CLAYTON DYE, and wife, EVELYN DYE, v. HOWARD D. LIPPS, and wife, MARGARET L. LIPPS, and WILLIAM E. PHILLIPS, TRUSTEE OF A DEED OF TRUST SECURING THE CITIZENS BANK OF EAST TENNESSEE (Tenn. Ct. App. April 27, 2009).
Plaintiffs brought an action alleging defendants had created a nuisance on their property which damages plaintiffs’ adjoining property. Following an evidentiary hearing, the Trial Judge found a temporary nuisance existed and awarded damages to plaintiffs. Defendants appealed on the sole issue of the amount of damages. We affirm the Trial Court’s Judgment.
Opinion may be found at the TBA website:
“A review of Tennessee cases demonstrate that the most widely employed method of proving damages resulting from a temporary nuisance is to present evidence of the diminution in the rental value of the affected property during the duration of the nuisance. See Adair v. Scalf, No. M2001-00677-COA-R3-CV, 2003 WL 261932 at * 5 (Tenn. Ct. App. Feb. 7, 2003). However, diminution in rental value is not the only method to establish a plaintiff’s damages in a temporary nuisance case. The Tennessee Supreme Court in Lane v. W. J. Curry & Sons, 92 S.W.3d 355 (Tenn. 2002) discussed alternative measures of damages as follows:
A party who has been subjected to a private nuisance may be entitled to several types of remedies. A plaintiff may be entitled to injunctive relief, especially where the nuisance is likely to continue. Pate, 614 S.W.2d at 48. Further, in cases involving a temporary private nuisance, which is one that can be corrected, damages may be awarded for the cost of restoring the property to its pre-nuisance condition, as well as damages for inconvenience, emotional distress, and injury to the use and enjoyment of the property. ... The typical way of measuring injury to the use and enjoyment of the property is the decrease in rental value of the property while the nuisance existed. Id.; see also Pate, 614 S.W.2d at 48 (noting that the measure of damages is the “injury to the value of the use and enjoyment of the property, which is usually shown by evidence of the extent that the rental value of the property is diminished by the nuisance”). Accordingly, courts provide an appropriate remedy in the form of either damages or injunctive relief or both.” Id.

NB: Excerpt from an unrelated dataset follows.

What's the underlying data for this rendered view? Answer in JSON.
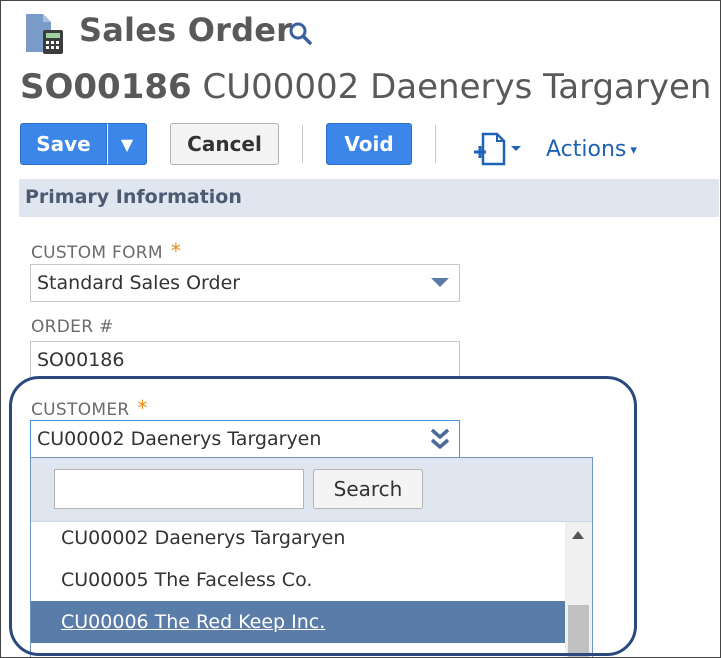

“Here, the Trial Court correctly observed that a decrease in rental value due to the nuisance, is the most commonly used measure of damages, but not the only way to measure loss of use and enjoyment of the property in a temporary nuisance case. The Trial Court’s determination on this issue is borne out by the Supreme Court’s decision in Lane that held that diminution of rental value was not the exclusive measure of loss of use and enjoyment when it used the words “typical” and “usually” in the above referenced quotation from Lane. Additionally, this Court has repeatedly stated that diminution of rental value may be used to determine loss of use and enjoyment of the property, implying that there are other methods by which the court may measure the loss. See Clabo v. Great American Resorts, Inc., 121 S.W.3d 668, p. 671 (Tenn. Ct. App. 2003). The Trial Court noted plaintiff’s testimony that he could not mow the portion of his property effected by the dam’s leakage and could not use that part of the property for any purpose, demonstrating that his use and enjoyment of his property had diminished significantly.” Id.